3ª - As palavras que a Igreja atribui a Lúcifer revelam uma ignorância admirável num arcanjo. Com efeito, como poderia Lúcifer ter dito que fixaria residência acima dos astros, dominando as mais elevadas nuvens? (O Céu e o Inferno, Primeira Parte, cap. IX, itens 9 a 19.)
B. Segundo o Espiritismo, há demônios?
No sentido que a Igreja dá a essa palavra, não há demônios. Melhor dizendo: os anjos e os demônios não são entidades distintas. Trata-se tão somente de Espíritos que, quando unidos a corpos materiais, constituem a Humanidade que povoa a Terra e outras esferas habitadas; e que, libertos do corpo material, constituem o mundo espiritual ou dos Espíritos e assim povoam os Espaços. Deus criou-os perfectíveis e deu-lhes por meta a perfeição, com a felicidade que dela decorre. Em todos os graus existem, portanto, ignorância e saber, bondade e maldade. Nas classes inferiores destacam-se Espíritos ainda profundamente propensos ao mal e que se comprazem com o mal. A estes pode-se denominar demônios, pois são capazes de todos os malefícios aos ditos atribuídos. O Espiritismo não lhes dá tal nome por se prender ele à ideia de uma criação distinta do gênero humano, como seres de natureza essencialmente perversa, votados ao mal eternamente e incapazes de qualquer progresso para o bem. Aqueles a quem chamamos anjos conquistaram a sua graduação, passando, como os demais, pela rota comum pela qual todos haveremos de passar. (Obra citada, Primeira Parte, cap. IX, itens 20 e 21.)

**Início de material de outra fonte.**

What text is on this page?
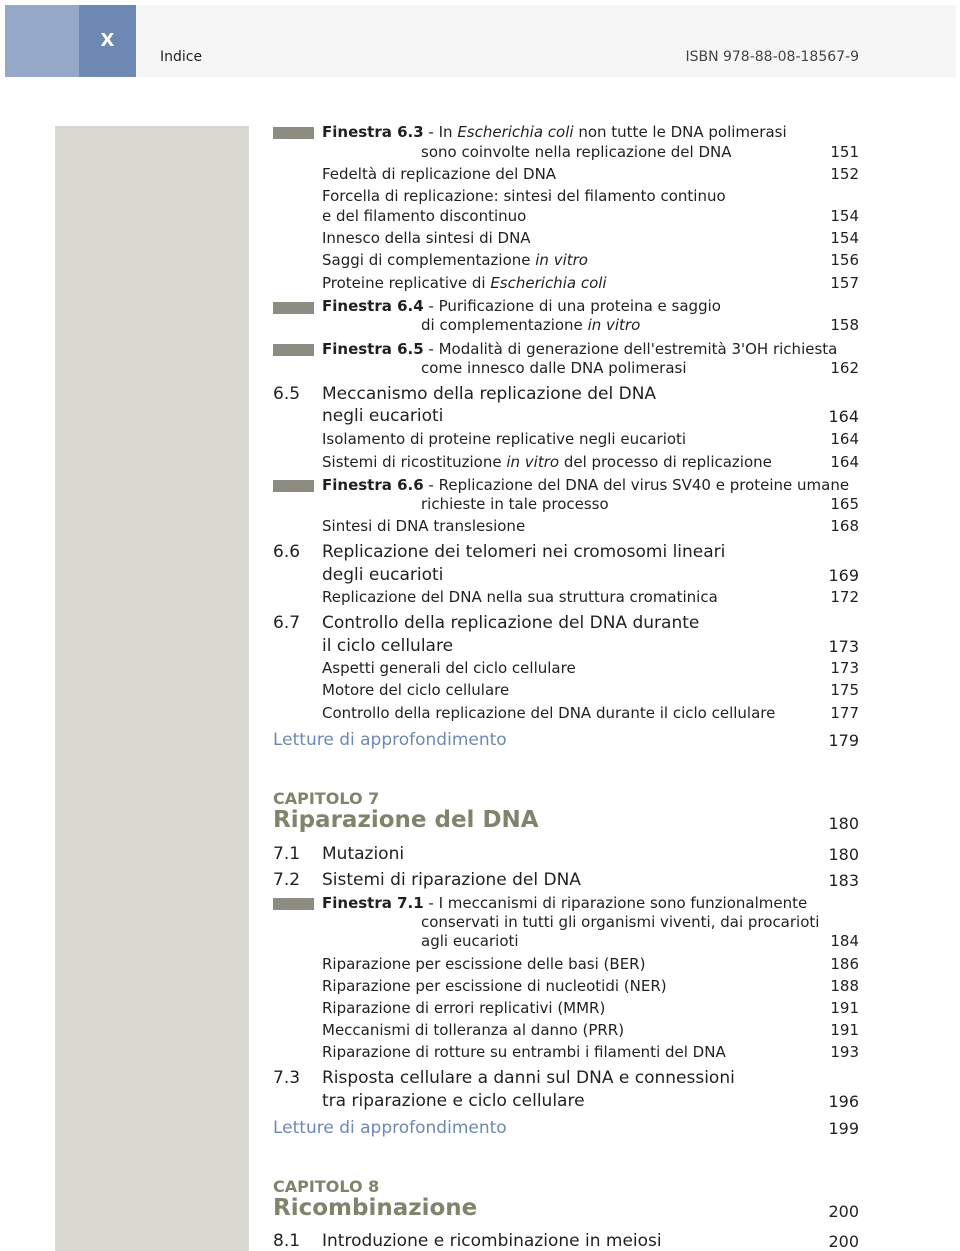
X
Indice	ISBN 978-88-08-18567-9
Finestra 6.3 - In Escherichia coli non tutte le DNA polimerasi
sono coinvolte nella replicazione del DNA	151
Fedeltà di replicazione del DNA	152
Forcella di replicazione: sintesi del filamento continuo
e del filamento discontinuo	154
Innesco della sintesi di DNA	154
Saggi di complementazione in vitro	156
Proteine replicative di Escherichia coli	157
Finestra 6.4 - Purificazione di una proteina e saggio
di complementazione in vitro	158
Finestra 6.5 - Modalità di generazione dell'estremità 3'OH richiesta
come innesco dalle DNA polimerasi	162
6.5 Meccanismo della replicazione del DNA
negli eucarioti	164
Isolamento di proteine replicative negli eucarioti	164
Sistemi di ricostituzione in vitro del processo di replicazione	164
Finestra 6.6 - Replicazione del DNA del virus SV40 e proteine umane
richieste in tale processo	165
Sintesi di DNA translesione	168
6.6 Replicazione dei telomeri nei cromosomi lineari
degli eucarioti	169
Replicazione del DNA nella sua struttura cromatinica	172
6.7 Controllo della replicazione del DNA durante
il ciclo cellulare	173
Aspetti generali del ciclo cellulare	173
Motore del ciclo cellulare	175
Controllo della replicazione del DNA durante il ciclo cellulare	177
Letture di approfondimento	179
CAPITOLO 7
Riparazione del DNA	180
7.1 Mutazioni	180
7.2 Sistemi di riparazione del DNA	183
Finestra 7.1 - I meccanismi di riparazione sono funzionalmente
conservati in tutti gli organismi viventi, dai procarioti
agli eucarioti	184
Riparazione per escissione delle basi (BER)	186
Riparazione per escissione di nucleotidi (NER)	188
Riparazione di errori replicativi (MMR)	191
Meccanismi di tolleranza al danno (PRR)	191
Riparazione di rotture su entrambi i filamenti del DNA	193
7.3 Risposta cellulare a danni sul DNA e connessioni
tra riparazione e ciclo cellulare	196
Letture di approfondimento	199
CAPITOLO 8
Ricombinazione	200
8.1 Introduzione e ricombinazione in meiosi	200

C. Os Espíritos realizam alguma missão na obra da Natureza?
Sim. Chegados a certo grau de pureza, os Espíritos têm missões adequadas ao seu progresso; preenchem assim todas as funções atribuídas aos anjos de diferentes categorias. (Obra citada, Primeira Parte, cap. IX, item 22.)
D. As manifestações espíritas são atribuídas pela Igreja a qual agente?
A Igreja as atribui à intervenção dos demônios. (Obra citada, Primeira Parte, cap. X, itens 4 a 6.)